Im Umfeld des Frankfurter Flughafens häufen sich 2025 die Zwischenfälle mit unerlaubten Drohnenflügen in bislang nicht gekanntem Ausmaß. Das hessische Innenministerium spricht von handelsüblichen Kleindrohnen aus dem Privatgebrauch, die jedoch eine erhebliche Gefahr für den Luftverkehr darstellen. Darüber berichtet SoFrankfurt unter Berufung auf hessenschau.ch.

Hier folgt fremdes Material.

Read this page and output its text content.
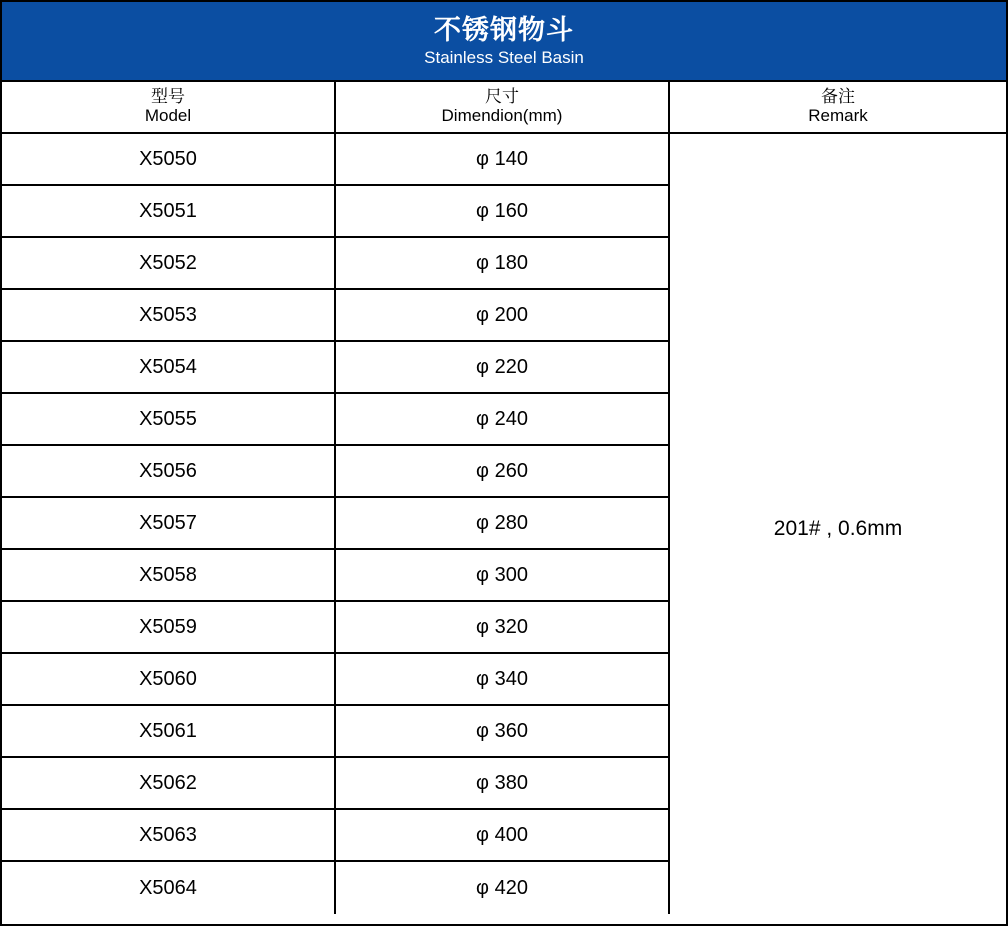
不锈钢物斗
Stainless Steel Basin
型号
Model
尺寸
Dimendion(mm)
备注
Remark
X5050
X5051
X5052
X5053
X5054
X5055
X5056
X5057
X5058
X5059
X5060
X5061
X5062
X5063
X5064
φ 140
φ 160
φ 180
φ 200
φ 220
φ 240
φ 260
φ 280
φ 300
φ 320
φ 340
φ 360
φ 380
φ 400
φ 420
201# , 0.6mm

Nach Angaben der Deutschen Flugsicherung (DFS) in Langen bei Offenbach wurden seit Jahresbeginn bereits 35 Störungen durch Drohnen registriert – mehr als an jedem anderen deutschen Flughafen. Damit hat sich die Zahl der Vorfälle im Vergleich zum Vorjahreszeitraum, als 15 Fälle gezählt wurden, mehr als verdoppelt. Deutschlandweit summierten sich die Behinderungen durch Drohnen bis August auf 144 Zwischenfälle, wovon über 70 Prozent in direkter Nähe zu Flughäfen gemeldet wurden.
Die DFS erläutert, dass diese Störungen in der Regel von Piloten oder den Mitarbeitern des Towers bemerkt und gemeldet werden. Ein technisches Erfassen der Drohnen über das Radar der Flugsicherung sei derzeit nicht möglich, was die Abwehr zusätzlich erschwert.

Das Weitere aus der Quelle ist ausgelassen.